After Germany and France unlocked billions of euros for startups, founders and investors in the UK are calling on the government to do more to protect early-stage businesses hurt by the coronavirus pandemic.

A campaign called Save Our Startups, led by crowdfunding platform Crowdcube, said it gathered more than 2,000 signatures for an open letter to UK prime minister Boris Johnson. The letter warns that many of the UK's almost 30,000 startups likely won't be eligible for the government's Coronavirus Business Interruption Loan Scheme, which aims to rescue small and medium-sized companies dealing with the crisis. More coronavirus news: Continuing coverage from PitchBook

In a blog post, Crowdcube co-founder Luke Lang said the UK response has been "sluggish" compared to other European countries, adding that "further delays are unforgivable and threaten thousands of promising startups and high-growth businesses with huge potential."

Under the program, businesses with up to £45 million (about $55 million) in yearly sales can tap government financing of as much as £5 million over the next six years. The measure comes via government-backed commercial lenders.
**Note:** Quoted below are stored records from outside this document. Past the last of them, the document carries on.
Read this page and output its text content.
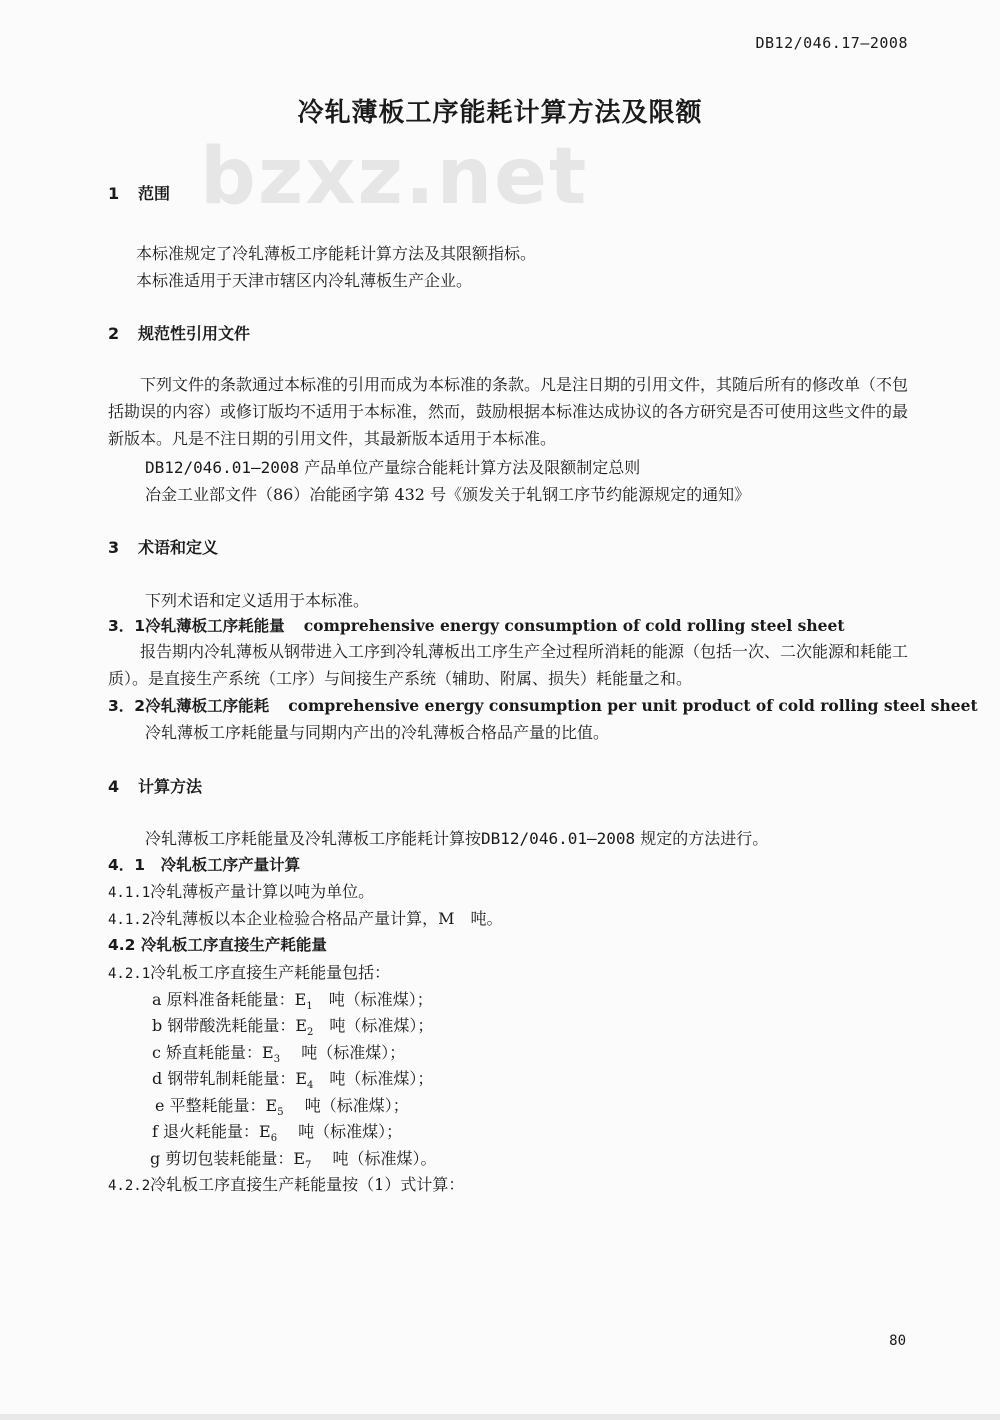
DB12/046.17—2008
冷轧薄板工序能耗计算方法及限额
bzxz.net
1 范围
本标准规定了冷轧薄板工序能耗计算方法及其限额指标。
本标准适用于天津市辖区内冷轧薄板生产企业。
2 规范性引用文件
下列文件的条款通过本标准的引用而成为本标准的条款。凡是注日期的引用文件，其随后所有的修改单（不包括勘误的内容）或修订版均不适用于本标准，然而，鼓励根据本标准达成协议的各方研究是否可使用这些文件的最新版本。凡是不注日期的引用文件，其最新版本适用于本标准。
DB12/046.01—2008 产品单位产量综合能耗计算方法及限额制定总则
冶金工业部文件（86）冶能函字第 432 号《颁发关于轧钢工序节约能源规定的通知》
3 术语和定义
下列术语和定义适用于本标准。
3．1冷轧薄板工序耗能量 comprehensive energy consumption of cold rolling steel sheet
报告期内冷轧薄板从钢带进入工序到冷轧薄板出工序生产全过程所消耗的能源（包括一次、二次能源和耗能工质）。是直接生产系统（工序）与间接生产系统（辅助、附属、损失）耗能量之和。
3．2冷轧薄板工序能耗 comprehensive energy consumption per unit product of cold rolling steel sheet
冷轧薄板工序耗能量与同期内产出的冷轧薄板合格品产量的比值。
4 计算方法
冷轧薄板工序耗能量及冷轧薄板工序能耗计算按DB12/046.01—2008 规定的方法进行。
4．1　冷轧板工序产量计算
4.1.1冷轧薄板产量计算以吨为单位。
4.1.2冷轧薄板以本企业检验合格品产量计算，M　吨。
4.2 冷轧板工序直接生产耗能量
4.2.1冷轧板工序直接生产耗能量包括：
a 原料准备耗能量：$E_1$　吨（标准煤）；
b 钢带酸洗耗能量：$E_2$　吨（标准煤）；
c 矫直耗能量：$E_3$　 吨（标准煤）；
d 钢带轧制耗能量：$E_4$　吨（标准煤）；
e 平整耗能量：$E_5$　 吨（标准煤）；
f 退火耗能量：$E_6$　 吨（标准煤）；
g 剪切包装耗能量：$E_7$　 吨（标准煤）。
4.2.2冷轧板工序直接生产耗能量按（1）式计算：
80
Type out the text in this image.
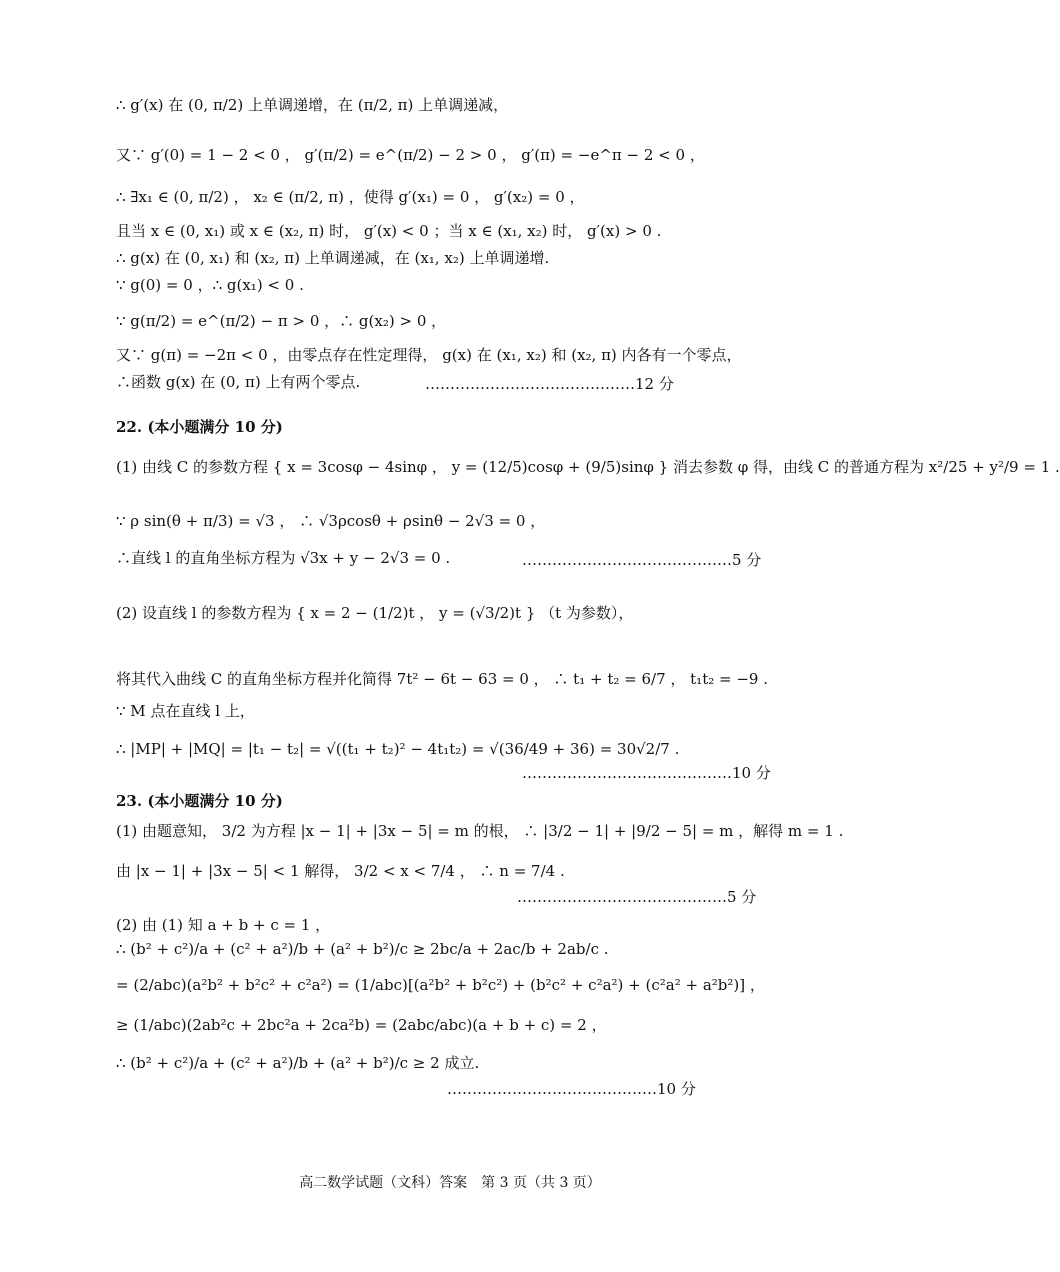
∴ g′(x) 在 (0, π/2) 上单调递增，在 (π/2, π) 上单调递减，
又∵ g′(0) = 1 − 2 < 0 ， g′(π/2) = e^(π/2) − 2 > 0 ， g′(π) = −e^π − 2 < 0 ，
∴ ∃x₁ ∈ (0, π/2) ， x₂ ∈ (π/2, π) ，使得 g′(x₁) = 0 ， g′(x₂) = 0 ，
且当 x ∈ (0, x₁) 或 x ∈ (x₂, π) 时， g′(x) < 0 ；当 x ∈ (x₁, x₂) 时， g′(x) > 0 .
∴ g(x) 在 (0, x₁) 和 (x₂, π) 上单调递减，在 (x₁, x₂) 上单调递增.
∵ g(0) = 0 ，∴ g(x₁) < 0 .
∵ g(π/2) = e^(π/2) − π > 0 ，∴ g(x₂) > 0 ，
又∵ g(π) = −2π < 0 ，由零点存在性定理得， g(x) 在 (x₁, x₂) 和 (x₂, π) 内各有一个零点，
∴函数 g(x) 在 (0, π) 上有两个零点.	……………………………………12 分
22. (本小题满分 10 分)
(1) 由线 C 的参数方程 { x = 3cosφ − 4sinφ ， y = (12/5)cosφ + (9/5)sinφ } 消去参数 φ 得，由线 C 的普通方程为 x²/25 + y²/9 = 1 .
∵ ρ sin(θ + π/3) = √3 ， ∴ √3ρcosθ + ρsinθ − 2√3 = 0 ，
∴直线 l 的直角坐标方程为 √3x + y − 2√3 = 0 .	……………………………………5 分
(2) 设直线 l 的参数方程为 { x = 2 − (1/2)t ， y = (√3/2)t } （t 为参数），
将其代入曲线 C 的直角坐标方程并化简得 7t² − 6t − 63 = 0 ， ∴ t₁ + t₂ = 6/7 ， t₁t₂ = −9 .
∵ M 点在直线 l 上，
∴ |MP| + |MQ| = |t₁ − t₂| = √((t₁ + t₂)² − 4t₁t₂) = √(36/49 + 36) = 30√2/7 .
……………………………………10 分
23. (本小题满分 10 分)
(1) 由题意知， 3/2 为方程 |x − 1| + |3x − 5| = m 的根， ∴ |3/2 − 1| + |9/2 − 5| = m ，解得 m = 1 .
由 |x − 1| + |3x − 5| < 1 解得， 3/2 < x < 7/4 ， ∴ n = 7/4 .
……………………………………5 分
(2) 由 (1) 知 a + b + c = 1 ，
∴ (b² + c²)/a + (c² + a²)/b + (a² + b²)/c ≥ 2bc/a + 2ac/b + 2ab/c .
= (2/abc)(a²b² + b²c² + c²a²) = (1/abc)[(a²b² + b²c²) + (b²c² + c²a²) + (c²a² + a²b²)] ，
≥ (1/abc)(2ab²c + 2bc²a + 2ca²b) = (2abc/abc)(a + b + c) = 2 ，
∴ (b² + c²)/a + (c² + a²)/b + (a² + b²)/c ≥ 2 成立.
……………………………………10 分
高二数学试题（文科）答案　第 3 页（共 3 页）
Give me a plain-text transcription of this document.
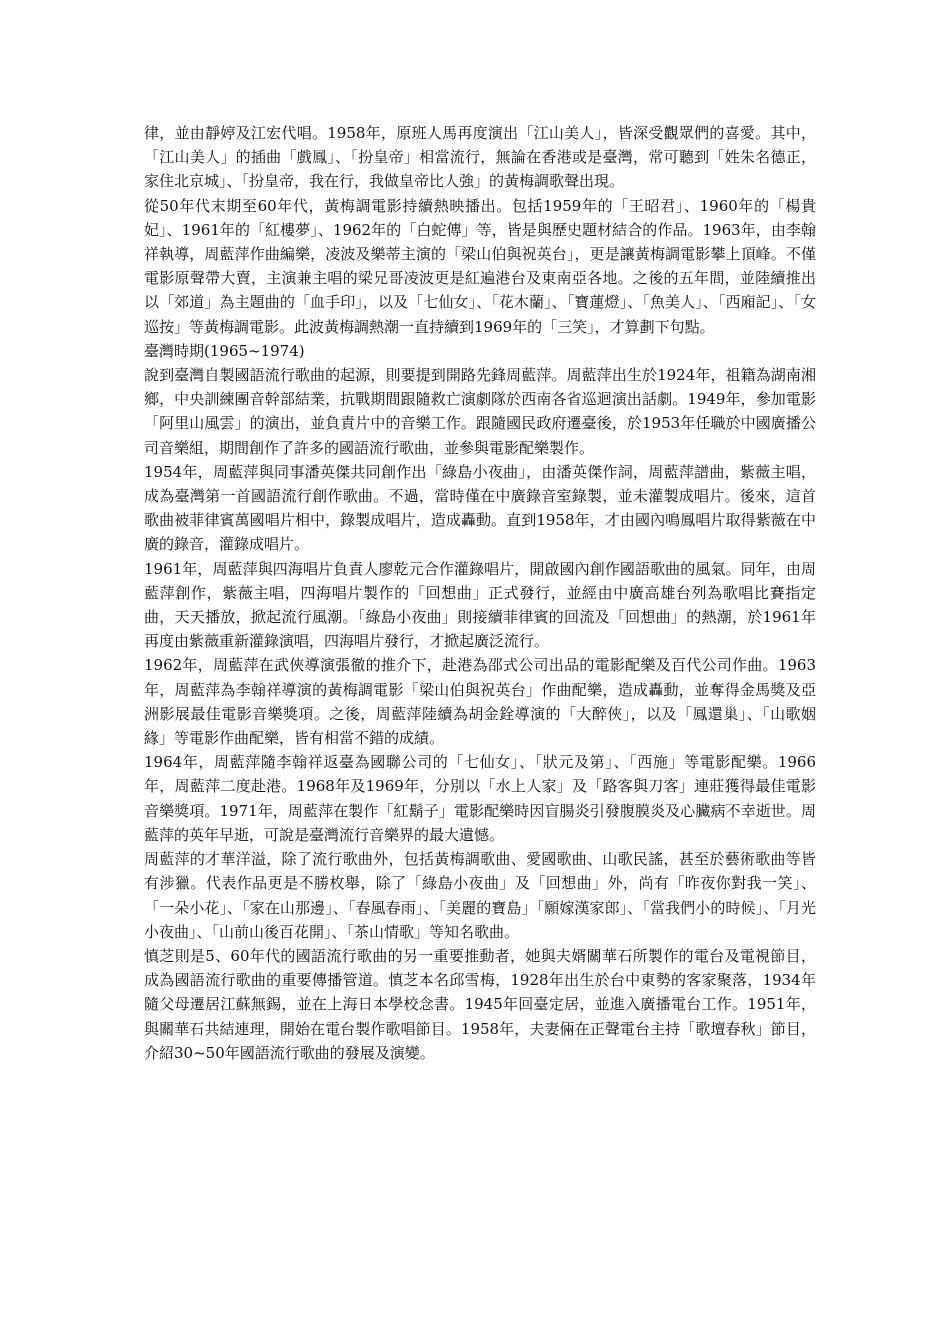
律，並由靜婷及江宏代唱。1958年，原班人馬再度演出「江山美人」，皆深受觀眾們的喜愛。其中，「江山美人」的插曲「戲鳳」、「扮皇帝」相當流行，無論在香港或是臺灣，常可聽到「姓朱名德正，家住北京城」、「扮皇帝，我在行，我做皇帝比人強」的黃梅調歌聲出現。

從50年代末期至60年代，黃梅調電影持續熱映播出。包括1959年的「王昭君」、1960年的「楊貴妃」、1961年的「紅樓夢」、1962年的「白蛇傳」等，皆是與歷史題材結合的作品。1963年，由李翰祥執導，周藍萍作曲編樂，凌波及樂蒂主演的「梁山伯與祝英台」，更是讓黃梅調電影攀上頂峰。不僅電影原聲帶大賣，主演兼主唱的梁兄哥凌波更是紅遍港台及東南亞各地。之後的五年間，並陸續推出以「郊道」為主題曲的「血手印」，以及「七仙女」、「花木蘭」、「寶蓮燈」、「魚美人」、「西廂記」、「女巡按」等黃梅調電影。此波黃梅調熱潮一直持續到1969年的「三笑」，才算劃下句點。

臺灣時期(1965~1974)

說到臺灣自製國語流行歌曲的起源，則要提到開路先鋒周藍萍。周藍萍出生於1924年，祖籍為湖南湘鄉，中央訓練團音幹部結業，抗戰期間跟隨救亡演劇隊於西南各省巡迴演出話劇。1949年，參加電影「阿里山風雲」的演出，並負責片中的音樂工作。跟隨國民政府遷臺後，於1953年任職於中國廣播公司音樂組，期間創作了許多的國語流行歌曲，並參與電影配樂製作。

1954年，周藍萍與同事潘英傑共同創作出「綠島小夜曲」，由潘英傑作詞，周藍萍譜曲，紫薇主唱，成為臺灣第一首國語流行創作歌曲。不過，當時僅在中廣錄音室錄製，並未灌製成唱片。後來，這首歌曲被菲律賓萬國唱片相中，錄製成唱片，造成轟動。直到1958年，才由國內鳴鳳唱片取得紫薇在中廣的錄音，灌錄成唱片。

1961年，周藍萍與四海唱片負責人廖乾元合作灌錄唱片，開啟國內創作國語歌曲的風氣。同年，由周藍萍創作，紫薇主唱，四海唱片製作的「回想曲」正式發行，並經由中廣高雄台列為歌唱比賽指定曲，天天播放，掀起流行風潮。「綠島小夜曲」則接續菲律賓的回流及「回想曲」的熱潮，於1961年再度由紫薇重新灌錄演唱，四海唱片發行，才掀起廣泛流行。

1962年，周藍萍在武俠導演張徹的推介下，赴港為邵式公司出品的電影配樂及百代公司作曲。1963年，周藍萍為李翰祥導演的黃梅調電影「梁山伯與祝英台」作曲配樂，造成轟動，並奪得金馬獎及亞洲影展最佳電影音樂獎項。之後，周藍萍陸續為胡金銓導演的「大醉俠」，以及「鳳還巢」、「山歌姻緣」等電影作曲配樂，皆有相當不錯的成績。

1964年，周藍萍隨李翰祥返臺為國聯公司的「七仙女」、「狀元及第」、「西施」等電影配樂。1966年，周藍萍二度赴港。1968年及1969年，分別以「水上人家」及「路客與刀客」連莊獲得最佳電影音樂獎項。1971年，周藍萍在製作「紅鬍子」電影配樂時因盲腸炎引發腹膜炎及心臟病不幸逝世。周藍萍的英年早逝，可說是臺灣流行音樂界的最大遺憾。

周藍萍的才華洋溢，除了流行歌曲外，包括黃梅調歌曲、愛國歌曲、山歌民謠，甚至於藝術歌曲等皆有涉獵。代表作品更是不勝枚舉，除了「綠島小夜曲」及「回想曲」外，尚有「昨夜你對我一笑」、「一朵小花」、「家在山那邊」、「春風春雨」、「美麗的寶島」「願嫁漢家郎」、「當我們小的時候」、「月光小夜曲」、「山前山後百花開」、「茶山情歌」等知名歌曲。

慎芝則是5、60年代的國語流行歌曲的另一重要推動者，她與夫婿關華石所製作的電台及電視節目，成為國語流行歌曲的重要傳播管道。慎芝本名邱雪梅，1928年出生於台中東勢的客家聚落，1934年隨父母遷居江蘇無錫，並在上海日本學校念書。1945年回臺定居，並進入廣播電台工作。1951年，與關華石共結連理，開始在電台製作歌唱節目。1958年，夫妻倆在正聲電台主持「歌壇春秋」節目，介紹30~50年國語流行歌曲的發展及演變。
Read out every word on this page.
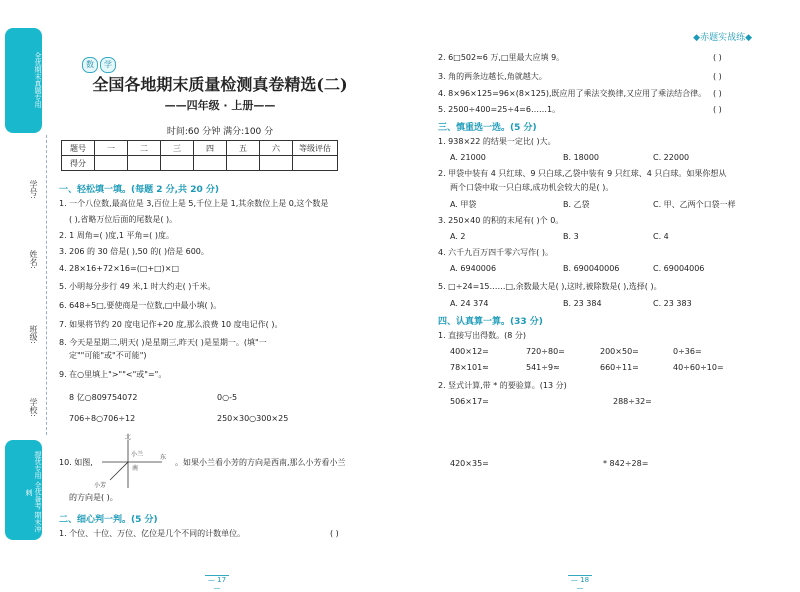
全优期末真题专用
提优专用 全优备考 期末冲刺
学号:
姓名:
班级:
学校:
数 学
全国各地期末质量检测真卷精选(二)
——四年级 · 上册——
时间:60 分钟 满分:100 分
题号	一	二	三	四	五	六	等级评估
得分							
一、轻松填一填。(每题 2 分,共 20 分)
1. 一个八位数,最高位是 3,百位上是 5,千位上是 1,其余数位上是 0,这个数是
( ),省略万位后面的尾数是( )。
2. 1 周角=( )度,1 平角=( )度。
3. 206 的 30 倍是( ),50 的( )倍是 600。
4. 28×16+72×16=(□+□)×□
5. 小明每分步行 49 米,1 时大约走( )千米。
6. 648÷5□,要使商是一位数,□中最小填( )。
7. 如果将节约 20 度电记作+20 度,那么浪费 10 度电记作( )。
8. 今天是星期二,明天( )是星期三,昨天( )是星期一。(填"一
定""可能"或"不可能")
9. 在○里填上">""<"或"="。
8 亿○809754072	0○-5
706÷8○706÷12	250×30○300×25
10. 如图,	。如果小兰看小芳的方向是西南,那么小芳看小兰
的方向是( )。
二、细心判一判。(5 分)
1. 个位、十位、万位、亿位是几个不同的计数单位。	( )
— 17 —
北
东
南
小兰
小芳
◆赤题实战练◆
2. 6□502≈6 万,□里最大应填 9。	( )
3. 角的两条边越长,角就越大。	( )
4. 8×96×125=96×(8×125),既应用了乘法交换律,又应用了乘法结合律。 ( )
5. 2500÷400=25÷4=6……1。	( )
三、慎重选一选。(5 分)
1. 938×22 的结果一定比( )大。
A. 21000	B. 18000	C. 22000
2. 甲袋中装有 4 只红球、9 只白球,乙袋中装有 9 只红球、4 只白球。如果你想从
两个口袋中取一只白球,成功机会较大的是( )。
A. 甲袋	B. 乙袋	C. 甲、乙两个口袋一样
3. 250×40 的积的末尾有( )个 0。
A. 2	B. 3	C. 4
4. 六千九百万四千零六写作( )。
A. 6940006	B. 690040006	C. 69004006
5. □÷24=15……□,余数最大是( ),这时,被除数是( ),选择( )。
A. 24 374	B. 23 384	C. 23 383
四、认真算一算。(33 分)
1. 直接写出得数。(8 分)
400×12=	720÷80=	200×50=	0÷36=
78×101≈	541÷9≈	660÷11=	40÷60÷10=
2. 竖式计算,带 * 的要验算。(13 分)
506×17=	288÷32=
420×35=	* 842÷28=
— 18 —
The SOS petition, which is supported by CEOs of several VC-backed UK startups and investors such as Draper Esprit and Q Ventures, is demanding more help. The petition calls for an equity-based liquidity package to save startups at risk; fast-tracked government payments such as R&D tax credits and funding grants; and a change to rules for existing programs, like the Enterprise Investment Scheme, the Seed Enterprise Investment Scheme and the Venture Capital Trust, to stimulate investment.

Not everyone agrees, however, that more government support is the right route. "There are a lot of other small and medium-sized businesses that are suffering a lot more from COVID-19," Hussein Kanji, a London-based partner at Hoxton Ventures, said in an email. "Why should the tech ecosystem get any sort of preferential treatment?"

The liquidity bridge

Some in the industry say that support is needed, but stress that government involvement should be limited, or at the very least temporary.

"I don't think the solution is for the state to go in and automatically save all startups, just like it shouldn't automatically go in and fully save any other company," said Johan Svanström, a London-based partner at EQT Ventures. "What I think is important in a crisis like this is first [solving the issue of] liquidity," he said, noting that while providing liquidity will not stop startups from going under, it could mitigate the impact.

Svanström said that state aid should act as a bridge, pointing to France and Germany as possible models for the UK. France has set in motion a €4 billion plan that includes short-term refinancing, early issuance of tax credits and the accelerated payment of already-planned investment in the VC sector.

Germany has opted to use VC firms to distribute €2 billion to struggling startups. It will also enable the umbrella funds KfW Group and the European Investment Fund to use public capital to replace money withdrawn by other investment funds.

"The details, the mechanics and the timing for [support] are still to be worked out in those countries, but the fact that it's there, and people can apply for it, will drive clarity," Svanström said. "I think the UK is yet to get to that point."

UK companies aren't alone in seeking more support. Last week, Belgium-based Allied for Startups wrote a similar open letter to the president of the European Commission, Ursula von der Leyen. The letter requested that the EU fast-track public funding to startups working on solutions to tackle the pandemic, postpone tax deadlines and provide bridge financing to startups that were in the process of raising new funding.

Comparing the UK to the rest of Europe is not easily done. Kanji notes that the UK's status as the largest and healthiest tech ecosystem means that its startups are some of the best-capitalized in Europe. Even so, not all of them are immune.

"The UK government is injecting capital through the financial sector, but banks don't lend to startups," Kanji said. "I think the top 10% to 20% of startups will survive this crisis just fine, but there is a real risk that some of the UK's promising scale-ups that haven't yet raised big rounds may end up as casualties."